EUR weekly currency update
The euro shared second place with the Swiss franc behind the Japanese yen. It added two thirds of a cent against sterling and took four fifths of a cent off the US dollar. Most of the economic data from the euro zone were unhelpful and last Friday's provisional purchasing managers' index numbers were particularly so. Every one of the national and pan-Euroland measures - manufacturing, services and composite - came in lower on the month and below forecast. The particular concern was France, which delivered readings of 49.7, 49.6 and 49.3. On the PMI scale of 0-100, anything below 50 represents contraction.
Concerns about the Euroland economy were offset by worries about the United States. The reaction to a rate increase by the Federal Reserve was ultimately negative, because it was feared that the Fed might have gone too far with its tightening. As investors moved out of the US dollar their first and easiest destination was the euro.
USD weekly currency update
It ought to have gone so well for the dollar. On Wednesday the Federal Reserve increased the funds rate by 25 basis points and pointed to two more rate hikes next year and one in 2020. Initially the reaction was positive. Yet within hours the word on the street was that the Fed was overdoing its policy tightening, and that it could adversely affect the economy (it had already hit the stock market - the DJ30 index is 5.5% lower on the week).
The few significant US economic statistics made little difference. A 0.2% monthly increase in retail sales was in line with forecasts. Housing starts and building permits were stronger than expected. The dollar lost a fifth of a cent on the week to sterling and went down by four fifths of a cent against the euro.
CAD weekly currency update
It was a difficult week for the Loonie, which lost three quarters of a US cent and fell by two cents against sterling. The domestic economic data were mixed. Manufacturing shipments unexpectedly fell by 0.1% in October while wholesale sales were up by an equally unexpected 1.0%. Inflation slowed from 2.4% to 1.7%, a lower rate than the predicted 1.8%. Most importantly, oil prices spent the week in retreat, falling by 11.3%.
The other factor working against the Loonie was US interest rates. The Federal Reserve delivered a widely-expected quarter-percentage-point increase but surprised investors with hints of two more hikes next year and another one in 2020. Investors took fright and lightened their holdings of commodity-related currencies. Their concern is that unduly tight monetary policy in the States could dampen not only the US economy but also affect the rest of the world, reducing demand for raw materials.
AUD weekly currency update
The Aussie had a marginally worse week that the Canadian dollar, losing four fifths of a US cent and falling by two and a quarter cents against sterling. It was not quite a one-way street but there not many upward corrections for the Australian dollar. Domestic economic data were fewer than usual and, although they were not particularly bad, neither were they good enough to bring out the buyers. New home sales increased by a useful 3.6% in November and 37k jobs were created in the same month, though that was not enough to prevent unemployment ticking up to 5.1%.

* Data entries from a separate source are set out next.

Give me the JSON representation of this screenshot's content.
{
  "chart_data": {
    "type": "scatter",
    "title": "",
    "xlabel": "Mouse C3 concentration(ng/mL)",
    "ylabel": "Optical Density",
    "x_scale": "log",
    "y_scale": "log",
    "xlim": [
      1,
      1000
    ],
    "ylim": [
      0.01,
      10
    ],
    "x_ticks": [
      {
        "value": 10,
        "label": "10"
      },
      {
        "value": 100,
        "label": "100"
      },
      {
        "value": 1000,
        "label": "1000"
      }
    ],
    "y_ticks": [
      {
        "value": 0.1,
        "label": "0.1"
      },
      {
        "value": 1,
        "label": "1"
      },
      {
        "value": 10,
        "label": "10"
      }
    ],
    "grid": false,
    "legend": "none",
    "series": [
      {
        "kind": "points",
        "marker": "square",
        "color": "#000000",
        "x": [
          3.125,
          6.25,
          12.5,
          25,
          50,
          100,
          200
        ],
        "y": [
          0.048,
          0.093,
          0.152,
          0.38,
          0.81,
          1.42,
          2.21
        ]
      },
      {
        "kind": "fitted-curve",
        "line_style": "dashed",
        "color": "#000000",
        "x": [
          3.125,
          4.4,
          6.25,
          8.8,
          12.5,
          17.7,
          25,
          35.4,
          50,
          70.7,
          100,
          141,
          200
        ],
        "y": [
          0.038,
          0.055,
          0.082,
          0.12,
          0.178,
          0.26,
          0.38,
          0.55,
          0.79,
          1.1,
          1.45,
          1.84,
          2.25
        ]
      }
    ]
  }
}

It was the US Federal Reserve that did most to dampen appetite for the Aussie. A widely-telegraphed increase to its benchmark interest rate was accompanied by an unexpectedly hawkish statement, which hinted at two more rate hikes next year and another in 2020. Investors worried that the Fed might be going too far, and that it could have a braking effect on the global economy which would reduce demand for commodities.
NZD weekly currency update
In a week that proved to be difficult for most commodity-oriented currencies the NZ dollar had an easier ride than some of its peers. The Kiwi lost a third of a US cent and fell by more than a cent against sterling. It nevertheless strengthened by half a cent against the Australian dollar. Investors were already wary of "risky" commodity currencies as a result of the global fall in equity prices. Their concern doubled after the US Federal Reserve raised its benchmark interest rate by another notch and pointed to further increases in the next two years.
The NZ dollar got off more lightly than the currencies of other commodity exporters because the main exports of New Zealand are agricultural, not the raw materials and energy used in manufacturing. Its biggest problem was third quarter gross domestic product, which expanded by 0.3%. New Zealand's economy was supposed to have grown by twice that much in Q3, and investors' reaction was to mark down the Kiwi.
GBP weekly currency update
Given the heightened level of Brexit uncertainty, sterling's week went better than might have been feared. It lost two thirds of a euro cent but added a fifth of a US cent and strengthened by an average of 0.2% against the other ten most actively-traded currencies. The UK economic data told no coherent story. Rightmove's house price index was down by 1.7% in December. Headline inflation was in line with forecast at 2.3%. CBI surveys showed slower order growth among manufacturers and retail sales falling "notably" in December, though the official retail sales data for November were much stronger than expected even as consumer confidence fell to a 12-month low.
As Parliament packed up for the holiday there was still no clarity on the Brexit front and investors did not seem unduly concerned. The general sense is that they do not expect a "hard" no-deal Brexit because they believe the Commons would not permit such a dangerous move. What they do foresee - in no particular order of priority - is a soft Brexit, akin to the prime minister's withdrawal bill, a postponed Brexit, a referendum or no Brexit at all.